Screened as part of NZIFF 2012
The Two Bens: Four Short Films by Ben Rivers and Ben Russell
The two Bens, Rivers and Russell, have come a long way since both visited NZIFF together in 2008 with their 16mm programme We Can Not Exist in This World Alone. Their works have appeared in festivals and galleries all over the world and this selection of their recent films illustrates the pair’s shared, almost ethnographic interest in documenting the strange and hidden. Russell’s films evoke a psychedelic state of mind, with a focus on animism and ritual, while Rivers’ films are equally primal, both more grounded in traditional documentary conventions and at once otherworldly and unusual. Their work perfectly complements each other’s and they are currently teaming up for the first time in the Nordic wilderness on a new feature film project. — MM
Sack Barrow 2011
This observational documentary captures the texture and atmosphere of a run‑down and soon-to-close electroplating factory on the outskirts of London: the old, tired building; years of built-up chemical residue; broken machinery; faded pin-ups; graffiti on the walls; and snippets of AM radio as the workers share a joke with each other.
Trypps #7 (Badlands) 2010
Beginning as an intense, screen‑test‑like portrait of a young woman, this mind‑expanding short shifts and opens a new dimension into the barren South Dakota wastelands.
River Rites 2011
Russell takes his transcendent cinema to new heights with this amazing short documentary which transforms an idyllic riverside scene of a group of Saramaccan Maroon children playing and washing in the river into a sort of sacred animist rite. Features a superb noise-metal soundtrack from Brian Chippendale and Matt Brinkman.
Slow Action 2011
Taking his inspiration from such venerable literary utopias as Samuel Butler’s Erewhon and Francis Bacon’s The New Atlantis, Rivers’ four-part featurette documents a succession of wholly imaginary islands by melding strange documentary footage with a hypnotic and charmingly offbeat narration crafted by cult author and art critic Mark von Schagall.
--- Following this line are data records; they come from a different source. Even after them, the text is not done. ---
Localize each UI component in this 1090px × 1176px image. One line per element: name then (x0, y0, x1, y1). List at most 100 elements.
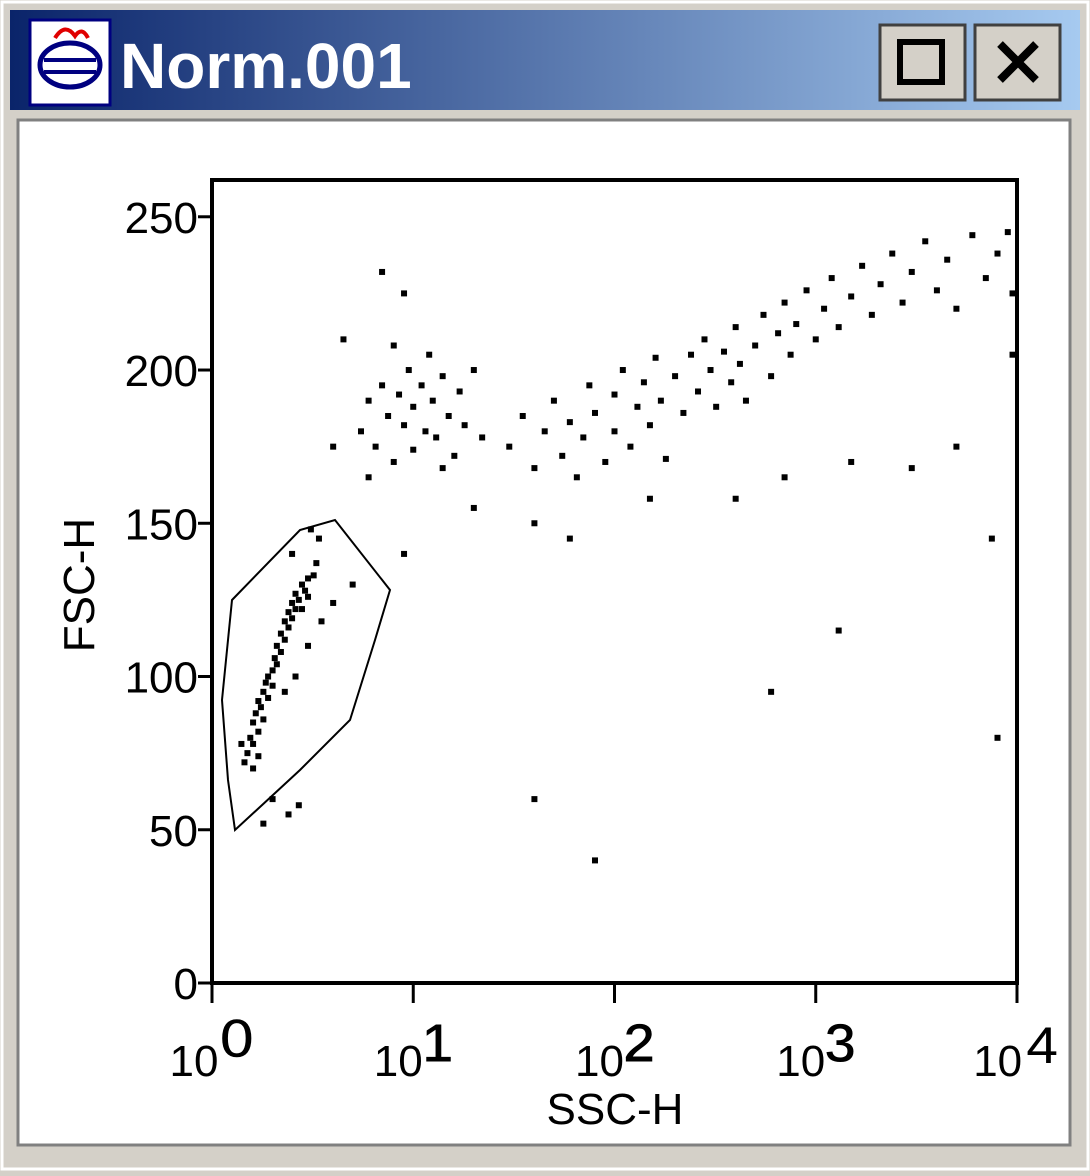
point (390, 458, 397, 465)
point (859, 262, 866, 269)
point (410, 403, 417, 410)
point (372, 443, 379, 450)
gate (220, 518, 392, 833)
point (250, 740, 257, 747)
point (295, 802, 302, 809)
point (479, 434, 486, 441)
point (591, 857, 598, 864)
point (828, 275, 835, 282)
close-button[interactable] (973, 23, 1062, 102)
point (385, 412, 392, 419)
point (247, 734, 254, 741)
point (627, 443, 634, 450)
point (732, 324, 739, 331)
point (646, 495, 653, 502)
point (868, 311, 875, 318)
point (580, 434, 587, 441)
y-tick-label: 250 (125, 194, 198, 243)
point (531, 796, 538, 803)
point (292, 590, 299, 597)
y-tick-label: 0 (174, 960, 198, 1009)
point (433, 434, 440, 441)
point (768, 373, 775, 380)
point (313, 560, 320, 567)
point (289, 550, 296, 557)
point (602, 458, 609, 465)
point (292, 606, 299, 613)
point (305, 642, 312, 649)
point (611, 391, 618, 398)
point (586, 382, 593, 389)
point (742, 397, 749, 404)
point (559, 452, 566, 459)
point (821, 305, 828, 312)
point (634, 403, 641, 410)
x-tick-label: 10⁰ (169, 1006, 254, 1106)
point (760, 311, 767, 318)
point (315, 535, 322, 542)
point (401, 422, 408, 429)
point (252, 710, 259, 717)
point (969, 232, 976, 239)
point (281, 636, 288, 643)
point (701, 336, 708, 343)
point (277, 648, 284, 655)
point (429, 397, 436, 404)
point (277, 630, 284, 637)
y-tick-label: 100 (125, 654, 198, 703)
point (262, 679, 269, 686)
maximize-button[interactable] (878, 23, 967, 102)
point (289, 615, 296, 622)
point (365, 474, 372, 481)
point (260, 820, 267, 827)
point (646, 422, 653, 429)
point (531, 520, 538, 527)
point (1009, 351, 1016, 358)
point (988, 535, 995, 542)
point (944, 256, 951, 263)
plot: 0 50 100 150 200 250 10⁰ 10¹ 10² 10³ 10⁴ (125, 194, 1061, 1106)
x-tick-label: 10¹ (374, 1006, 453, 1106)
point (357, 428, 364, 435)
point (401, 290, 408, 297)
point (269, 796, 276, 803)
point (541, 428, 548, 435)
point (265, 673, 272, 680)
point (803, 287, 810, 294)
point (305, 575, 312, 582)
point (775, 330, 782, 337)
point (451, 452, 458, 459)
point (269, 682, 276, 689)
x-tick-label: 10⁴ (973, 1006, 1061, 1106)
point (422, 428, 429, 435)
point (889, 250, 896, 257)
point (736, 360, 743, 367)
point (793, 321, 800, 328)
point (591, 409, 598, 416)
point (439, 465, 446, 472)
point (908, 465, 915, 472)
point (707, 367, 714, 374)
point (672, 373, 679, 380)
point (310, 572, 317, 579)
point (349, 581, 356, 588)
point (680, 409, 687, 416)
x-tick-label: 10² (575, 1006, 654, 1106)
point (531, 465, 538, 472)
point (298, 581, 305, 588)
point (265, 694, 272, 701)
point (390, 342, 397, 349)
point (713, 403, 720, 410)
point (250, 719, 257, 726)
point (285, 609, 292, 616)
point (922, 238, 929, 245)
point (1004, 229, 1011, 236)
point (439, 373, 446, 380)
point (470, 504, 477, 511)
point (396, 391, 403, 398)
point (456, 388, 463, 395)
window-title: Norm.001 (120, 30, 412, 102)
point (305, 593, 312, 600)
client-area (16, 118, 1072, 1147)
Filming at several far-flung locales, Rivers takes us from the blasted lavascapes and strange architecture of Lanzarote in the Canaries to the haunted, abandoned island city of Hashima near Nagasaki, and the low-lying, rubbish-strewn Pacific islands of Tuvalu. The result is an entrancing blend of post-apocalyptic science fiction and ethnographic documentary that channels the likes of Chris Marker and Werner Herzog.